Deux autres cartes postales dont Claudette est particulièrement fière montrent un chercheur d’or accroupi dans l’eau avec sa battée sur l’une et une plantation de canne à sucre sur l’autre ; le champ est en cours de récolte et un homme avec son casque colonial pose à côté des cannes qui mesurent deux fois sa taille. Parfaitement exotiques — j’ai des commandes pour la prochaine exposition universelle — qui ne montrent qu’une partie de la réalité. Où sont les dragues qui creusent le sable au fond des fleuves ? Où sont les coupeurs de cannes et les moulins ? Moins joli à montrer ! C’est un ancien bagnard qui me fait les clichés, il s’est établi boulanger à Saint-Laurent du Maroni lorsqu’il a été libéré — il aurait tué sa femme et sa belle-mère, dit-on — et il préférait reprendre son ancien métier plutôt que d’avoir un lopin à cultiver. Je ne sais pas d’où il a appris ni d’où il tient son appareil — il avait, parait-il, deux collègues bagnards eux aussi qui le lui auraient cédé-. On a trouvé un arrangement, mais j’ai peur qu’il abandonne ou qu’il disparaisse.
Celle qui se vend le mieux, c’est celle du remplacement du gardien du phare de l’enfant perdu, un îlet au large de la rade de Cayenne. Impressionnante ! Deux barques en mer à quatre rameurs chacune, deux hommes en costume blanc et casque colonial observe le transbordement du gardien au bout d’une corde qui tient à un palan manoeuvré par deux hommes, le gardien sur le départ, grand galurin sombre sur la tête attend la relève. À Cayenne, il est aussi célèbre que le bateau light house à l’embouchure de la rivière du Surinam et tous les ont vus qui sont venus de France par la mer, c’est pour ça qu’elle se vend si bien. Galmot lui a consacré un chapitre dans « Quelle étrange histoire » :
« Le bateau pique droit sur la côte.
L’estuaire de la rivière de Surinam s’ouvre en éventail.
Sur le fond creusé par le courant, la mer démontée nous secoue.
Voici le ponton, le Light-House, qui marque l’entrée du fleuve.
Sur ce ponton un homme est seul. C’est un vieux forçat.

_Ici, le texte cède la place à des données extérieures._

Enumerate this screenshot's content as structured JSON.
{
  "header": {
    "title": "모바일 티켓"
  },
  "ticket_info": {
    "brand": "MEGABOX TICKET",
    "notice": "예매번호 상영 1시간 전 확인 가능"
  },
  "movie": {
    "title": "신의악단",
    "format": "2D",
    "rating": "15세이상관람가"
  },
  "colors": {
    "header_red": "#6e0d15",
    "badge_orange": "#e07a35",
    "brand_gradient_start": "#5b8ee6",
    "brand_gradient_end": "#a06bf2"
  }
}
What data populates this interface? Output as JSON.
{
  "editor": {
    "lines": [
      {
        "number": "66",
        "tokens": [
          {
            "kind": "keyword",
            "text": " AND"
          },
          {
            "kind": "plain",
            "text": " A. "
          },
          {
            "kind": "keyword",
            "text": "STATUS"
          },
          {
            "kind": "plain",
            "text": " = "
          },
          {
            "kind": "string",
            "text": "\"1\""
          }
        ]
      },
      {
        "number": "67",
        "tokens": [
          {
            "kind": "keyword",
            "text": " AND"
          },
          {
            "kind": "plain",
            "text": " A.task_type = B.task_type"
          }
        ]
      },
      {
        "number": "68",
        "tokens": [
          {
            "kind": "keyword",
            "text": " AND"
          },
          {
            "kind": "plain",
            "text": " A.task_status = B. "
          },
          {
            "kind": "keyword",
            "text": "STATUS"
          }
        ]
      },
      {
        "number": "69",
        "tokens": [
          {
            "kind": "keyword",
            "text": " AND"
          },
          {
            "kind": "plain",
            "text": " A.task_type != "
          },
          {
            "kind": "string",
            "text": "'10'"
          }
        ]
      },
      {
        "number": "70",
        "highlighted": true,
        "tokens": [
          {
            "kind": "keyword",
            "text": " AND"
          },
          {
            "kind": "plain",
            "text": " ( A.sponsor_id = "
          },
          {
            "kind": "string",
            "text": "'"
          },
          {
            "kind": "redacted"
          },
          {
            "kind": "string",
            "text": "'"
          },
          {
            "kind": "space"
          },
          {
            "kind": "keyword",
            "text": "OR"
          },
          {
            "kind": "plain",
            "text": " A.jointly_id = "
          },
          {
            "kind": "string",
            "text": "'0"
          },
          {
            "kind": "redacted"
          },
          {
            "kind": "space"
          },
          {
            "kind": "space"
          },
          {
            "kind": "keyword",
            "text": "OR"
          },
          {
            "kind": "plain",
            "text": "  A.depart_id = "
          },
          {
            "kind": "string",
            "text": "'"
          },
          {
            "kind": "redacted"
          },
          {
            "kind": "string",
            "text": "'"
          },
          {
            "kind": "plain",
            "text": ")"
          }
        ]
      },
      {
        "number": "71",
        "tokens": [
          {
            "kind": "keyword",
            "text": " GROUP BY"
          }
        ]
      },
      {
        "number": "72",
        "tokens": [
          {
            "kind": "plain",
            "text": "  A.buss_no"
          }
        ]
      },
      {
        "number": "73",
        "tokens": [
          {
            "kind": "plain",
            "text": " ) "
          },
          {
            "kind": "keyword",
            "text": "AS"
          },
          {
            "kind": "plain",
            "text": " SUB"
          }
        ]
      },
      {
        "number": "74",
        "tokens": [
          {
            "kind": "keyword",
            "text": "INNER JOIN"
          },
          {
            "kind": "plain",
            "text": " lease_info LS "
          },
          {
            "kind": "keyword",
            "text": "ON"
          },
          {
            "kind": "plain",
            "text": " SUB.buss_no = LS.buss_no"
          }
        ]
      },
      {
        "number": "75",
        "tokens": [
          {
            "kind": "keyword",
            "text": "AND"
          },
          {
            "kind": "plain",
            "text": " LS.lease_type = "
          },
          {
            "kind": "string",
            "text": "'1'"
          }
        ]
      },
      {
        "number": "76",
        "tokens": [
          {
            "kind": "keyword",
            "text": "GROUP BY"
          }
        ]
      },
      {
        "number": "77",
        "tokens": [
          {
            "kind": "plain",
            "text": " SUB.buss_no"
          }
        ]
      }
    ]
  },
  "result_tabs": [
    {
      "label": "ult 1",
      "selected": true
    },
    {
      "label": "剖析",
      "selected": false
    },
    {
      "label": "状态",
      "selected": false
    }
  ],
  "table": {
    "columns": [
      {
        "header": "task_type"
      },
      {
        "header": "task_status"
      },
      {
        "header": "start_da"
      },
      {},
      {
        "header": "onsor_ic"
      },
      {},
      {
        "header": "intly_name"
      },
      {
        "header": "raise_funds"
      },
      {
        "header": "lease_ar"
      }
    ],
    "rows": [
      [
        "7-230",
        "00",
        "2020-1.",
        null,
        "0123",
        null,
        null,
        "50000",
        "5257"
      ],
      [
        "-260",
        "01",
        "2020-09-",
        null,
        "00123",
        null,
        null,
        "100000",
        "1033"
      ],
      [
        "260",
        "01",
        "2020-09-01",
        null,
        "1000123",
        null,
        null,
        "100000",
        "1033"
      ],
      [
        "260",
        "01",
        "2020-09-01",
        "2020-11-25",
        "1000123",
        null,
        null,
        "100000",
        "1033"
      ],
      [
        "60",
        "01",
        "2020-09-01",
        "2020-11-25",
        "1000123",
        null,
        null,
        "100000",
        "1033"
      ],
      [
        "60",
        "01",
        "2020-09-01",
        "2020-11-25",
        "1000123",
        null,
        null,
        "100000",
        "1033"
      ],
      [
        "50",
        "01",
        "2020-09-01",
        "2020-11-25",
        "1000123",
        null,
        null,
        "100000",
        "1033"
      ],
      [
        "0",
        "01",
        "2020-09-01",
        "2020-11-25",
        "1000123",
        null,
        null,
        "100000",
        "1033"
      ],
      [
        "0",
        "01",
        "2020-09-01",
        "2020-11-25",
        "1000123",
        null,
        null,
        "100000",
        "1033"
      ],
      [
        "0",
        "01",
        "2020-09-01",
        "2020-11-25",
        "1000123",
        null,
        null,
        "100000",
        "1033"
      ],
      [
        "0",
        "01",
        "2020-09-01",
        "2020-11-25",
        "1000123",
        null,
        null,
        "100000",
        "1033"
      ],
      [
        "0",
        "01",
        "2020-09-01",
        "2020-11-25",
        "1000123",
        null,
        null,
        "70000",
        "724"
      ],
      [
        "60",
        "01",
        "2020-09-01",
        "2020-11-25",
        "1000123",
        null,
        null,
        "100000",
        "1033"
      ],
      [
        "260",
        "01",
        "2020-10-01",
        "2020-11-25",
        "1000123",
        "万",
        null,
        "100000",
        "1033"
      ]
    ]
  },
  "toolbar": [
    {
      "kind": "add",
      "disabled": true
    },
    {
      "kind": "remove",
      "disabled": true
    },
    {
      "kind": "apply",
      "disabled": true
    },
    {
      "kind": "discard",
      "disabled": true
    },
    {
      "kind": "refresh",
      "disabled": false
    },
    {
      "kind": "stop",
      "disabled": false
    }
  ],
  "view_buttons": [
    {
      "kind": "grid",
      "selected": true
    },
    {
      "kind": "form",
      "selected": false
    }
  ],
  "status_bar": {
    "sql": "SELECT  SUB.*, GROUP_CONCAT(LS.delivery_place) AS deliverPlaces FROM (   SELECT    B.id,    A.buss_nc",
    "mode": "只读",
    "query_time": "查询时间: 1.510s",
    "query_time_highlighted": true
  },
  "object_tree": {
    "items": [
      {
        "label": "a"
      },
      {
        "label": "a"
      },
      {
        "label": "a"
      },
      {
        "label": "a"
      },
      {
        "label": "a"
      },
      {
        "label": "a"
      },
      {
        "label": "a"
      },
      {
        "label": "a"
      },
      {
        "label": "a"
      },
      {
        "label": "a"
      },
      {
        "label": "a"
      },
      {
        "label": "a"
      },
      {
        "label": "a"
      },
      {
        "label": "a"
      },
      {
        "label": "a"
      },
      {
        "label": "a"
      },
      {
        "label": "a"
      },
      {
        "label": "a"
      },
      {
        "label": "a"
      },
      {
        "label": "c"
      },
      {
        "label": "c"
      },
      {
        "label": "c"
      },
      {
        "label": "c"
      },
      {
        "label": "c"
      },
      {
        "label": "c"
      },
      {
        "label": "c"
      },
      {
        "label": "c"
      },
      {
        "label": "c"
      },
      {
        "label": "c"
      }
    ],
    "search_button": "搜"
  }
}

Depuis vingt ans, il est là, isolé du monde, durement secoué sur cette barque vermoulue.
Chaque mois, le courrier dépose la caisse de provisions qui le ravitaille.
Son indifférence à la vie est telle qu’il n’a pas quitté son hamac pour saluer notre passage.
Le pilote a jeté à ses pieds la corbeille qui contient l’eau douce, le biscuit et le porc salé.
Pendant quelques heures nous apercevons la barque du forçat que la mer roule comme un bouchon. »
Peu probable que le même homme soit là depuis vingt ans sans relève, mais la fiction a tous les droits ! Le gardien du phare de l’enfant perdu a au moins un abri en dur !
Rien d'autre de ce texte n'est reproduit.